Fizeram-me impressão aqueles olhos, vazios, olhando sem olhar, esperando sem esperar, receosos, mas suplicantes.
- Posso-me sentar ao seu lado?
Perguntei eu, o mais docemente que me era possível.
Agora já não olhou para mim, mas ouvi a sua voz sumida, sofrida:
- Eu não tenho culpa. Disseram que não tinha mal. Que a lei até me protegia.
Com a maior ternura que me era possível, disse-lhe:
- Quer-me contar o que se passou. Não a conheço, mas gostava de a ajudar no seu sofrimento.
Olhou novamente para mim, como se eu fosse uma bóia de salvação, atirada a quem se perdia no alto mar.
- Sabe, eu não queria, mas ele insistiu, ralhou comigo e disse-me que se o não fizesse não queria saber mais de mim. Disse-me também que aquilo não tinha importância nenhuma, que a lei até dizia que se podia fazer e que para além do mais, aquilo não era vida nenhuma, porque se fosse a lei nem poderia existir.
Levou-me depois a uma dessas associações, que me explicaram tudo muito bem, que o corpo era meu, que aquilo que lá estava dentro não era nada, que mais valia agora do que sofrer depois, que a lei me protegia, que até era o estado que pagava por isso não podia ser mal nenhum.

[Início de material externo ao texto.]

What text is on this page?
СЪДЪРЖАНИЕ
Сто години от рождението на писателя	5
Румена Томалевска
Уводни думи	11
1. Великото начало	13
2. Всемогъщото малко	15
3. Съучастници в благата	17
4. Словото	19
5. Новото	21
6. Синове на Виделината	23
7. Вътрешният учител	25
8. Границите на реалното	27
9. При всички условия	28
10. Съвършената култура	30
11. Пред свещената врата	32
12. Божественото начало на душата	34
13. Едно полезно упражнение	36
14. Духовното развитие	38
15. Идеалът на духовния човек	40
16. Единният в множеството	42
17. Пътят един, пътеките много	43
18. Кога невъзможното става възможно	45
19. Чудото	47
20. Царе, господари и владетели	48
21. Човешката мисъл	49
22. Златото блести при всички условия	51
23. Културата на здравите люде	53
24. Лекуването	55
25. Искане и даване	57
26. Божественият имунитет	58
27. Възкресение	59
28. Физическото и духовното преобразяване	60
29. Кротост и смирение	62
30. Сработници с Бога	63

Endireitou as costas e continuou:
- Sabe, eu sou muita nova, não sei nada destas coisas, da vida e por isso achei que eles tinham razão e se ainda por cima o estado tinha uma lei que aprovava aquilo que propunham, então era porque tudo estava certo. Disseram-me muitas vezes, pense bem, mas diziam-me sempre que se calhar aquela solução era a melhor.
Fez um pausa e continuou:
- Fiz aquilo que me disseram e foi tudo muito rápido, pois pelos vistos eu tinha prioridade sobre os outros doentes.
Os seus olhos abriram-se e as lágrimas começaram a cair.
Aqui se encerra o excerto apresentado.